A Bologna la galassia antagonista vive di luoghi-simbolo. Di edifici dove imporre la propria «extraterritorialità» in opposizione alle regole dello Stato.
Ai collettivi le leggi non piacciono, preferiscono l'anarchia dell'occupazione abusiva. Va tutto bene finché le «autorità costituite» chiudono gli occhi, ma appena le «istituzioni» (che per i black bloc sono sempre rigorosamente «fasciste») si svegliano dal grande sonno, ecco che iniziano i problemi.
Così in piazza ieri sono tornati i vecchi slogan urlati da giovani, anch'essi terribilmente vecchi: un po' perché si tratta (nella migliore delle ipotesi) di «studenti» cronicamente fuori corso, un po' perché sono ormai da anni facce ben notte alla Digos.
Ieri il déjà vu si è materializzato sotto forma di uno sgombero (gestito con qualche carenza tecnica dalla polizia, ndr) dell'ex caserma Masini di via Orfeo, un edificio che glòi autonomi del collettivo Labas occupavano abusivamente dal 2012, infischiandosene delle decine di diffide ricevute per liberare lo stabile.
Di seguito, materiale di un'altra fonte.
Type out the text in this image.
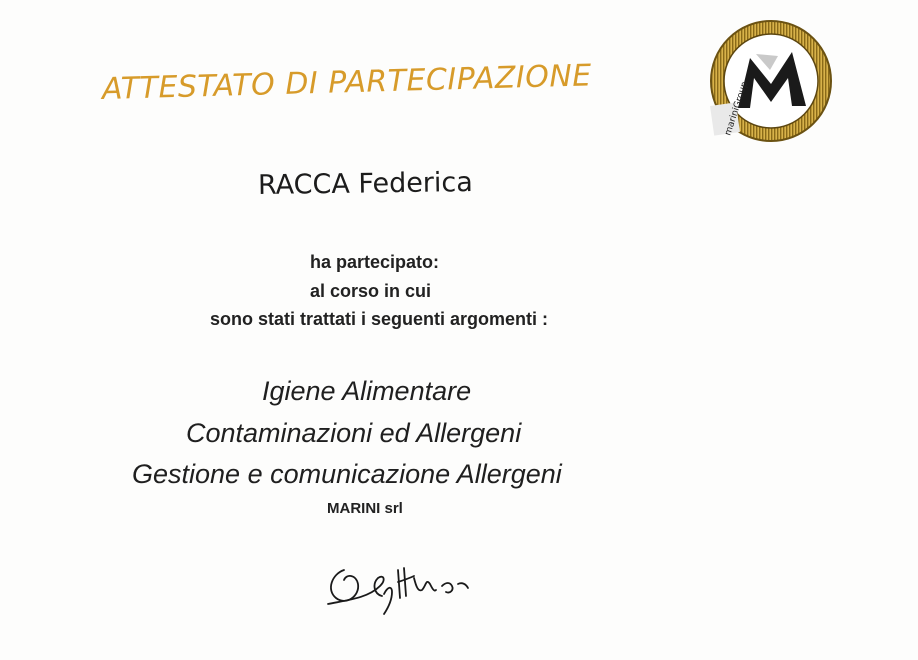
ATTESTATO DI PARTECIPAZIONE	mariniGroup
RACCA Federica
ha partecipato:
al corso in cui
sono stati trattati i seguenti argomenti :
Igiene Alimentare
Contaminazioni ed Allergeni
Gestione e comunicazione Allergeni
MARINI srl
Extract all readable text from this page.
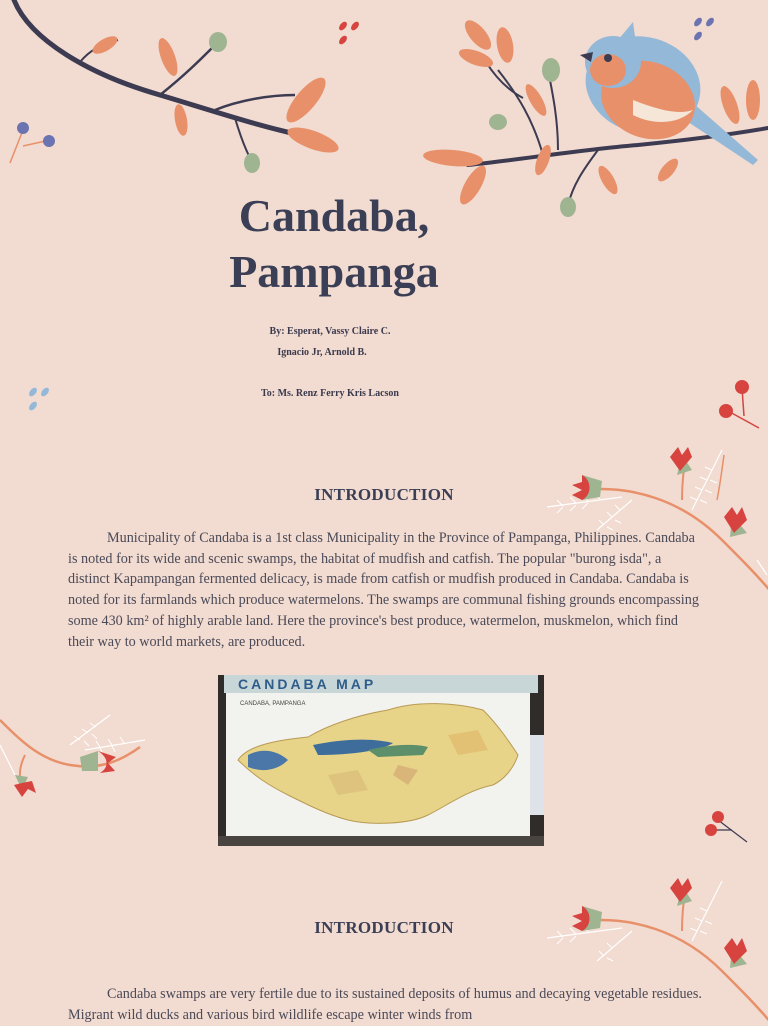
Candaba,
Pampanga
By: Esperat, Vassy Claire C.
Ignacio Jr, Arnold B.
To: Ms. Renz Ferry Kris Lacson
INTRODUCTION

Municipality of Candaba is a 1st class Municipality in the Province of Pampanga, Philippines. Candaba is noted for its wide and scenic swamps, the habitat of mudfish and catfish. The popular "burong isda", a distinct Kapampangan fermented delicacy, is made from catfish or mudfish produced in Candaba. Candaba is noted for its farmlands which produce watermelons. The swamps are communal fishing grounds encompassing some 430 km² of highly arable land. Here the province's best produce, watermelon, muskmelon, which find their way to world markets, are produced.

CANDABA MAP
CANDABA, PAMPANGA
INTRODUCTION

Candaba swamps are very fertile due to its sustained deposits of humus and decaying vegetable residues. Migrant wild ducks and various bird wildlife escape winter winds from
Inevitabile è arrivato così il blitz degli agenti che hanno trovato la resistenza di un centinaio di irriducibili che li hanno accolti tra petardi, fumogeni, copertoni incendiati e balle di fieno date alle fiamme. Stese a terra c'erano anche i «pacifisti» con le braccia alzate, ma si sa che in questi casi l'apparente inoffensività dei sit-in è funzionale solo a scatenare la reazione delle frange più violente. Che non si è fatta attendere. I poliziotti hanno replicato con manganellate volte più a intimidire che a «far male». Irruzione delle forze dell'ordine anche nel Laboratorio Crash, altro luogo di «autogestione e conflitto in città».
Dopo tre ore di guerriglia urbana che ha messo la città in uno stato di tensione, gli animi si sono calmati. Con la minaccia però dei black bloc di «riprendersi al più presto ciò che lo Stato oggi ci ha illegittimamente sottratto».
A Bologna, con non poche difficoltà, sta reggendo una specie di «santa alleanza» tra sindaco, questore e procura per «non tollerare più ciò che in passato è stato tollerato fin troppo»; non a caso è proprio contro sindaco, questore e procuratore che i manifestanti se la sono presa: «Stessa razza, farete la stessa fine».
All'appello dei «nemici storici» non poteva mancare anche il rettore dell'Università, «colpevole» di aver fatto sgombrare il 9 febbraio scorso la biblioteca universitaria di via Zamboni 36 che i collettivo Cua aveva trasformato in un centro sociale dove si spacciava, aggrediva e rubava impunemente. Il rettore si era «azzardato» a installare dei tornelli di accesso per filtrare gli ingressi, ma tutto veniva puntualmente divelto dagli autonomi. Anche in quell'occasione a liberare l'edificio arrivarono i celerini: l'irruzione degli agenti in assetto antisommossa all'interno di un «luogo universitario» fece molto scalpore. La biblioteca è rimasta chiusa fino a due settimane fa.
Ora è stata riaperta e - come anticipato mesi fa
dal Giornale - all'ingresso non ci sono più i tornelli (relegati solo nella zona dei servizi igienici e degli uffici amministrativi).Per i violenti, l'ennesima vittoria. Un brutto segnale per Bologna. E per tutto il Paese.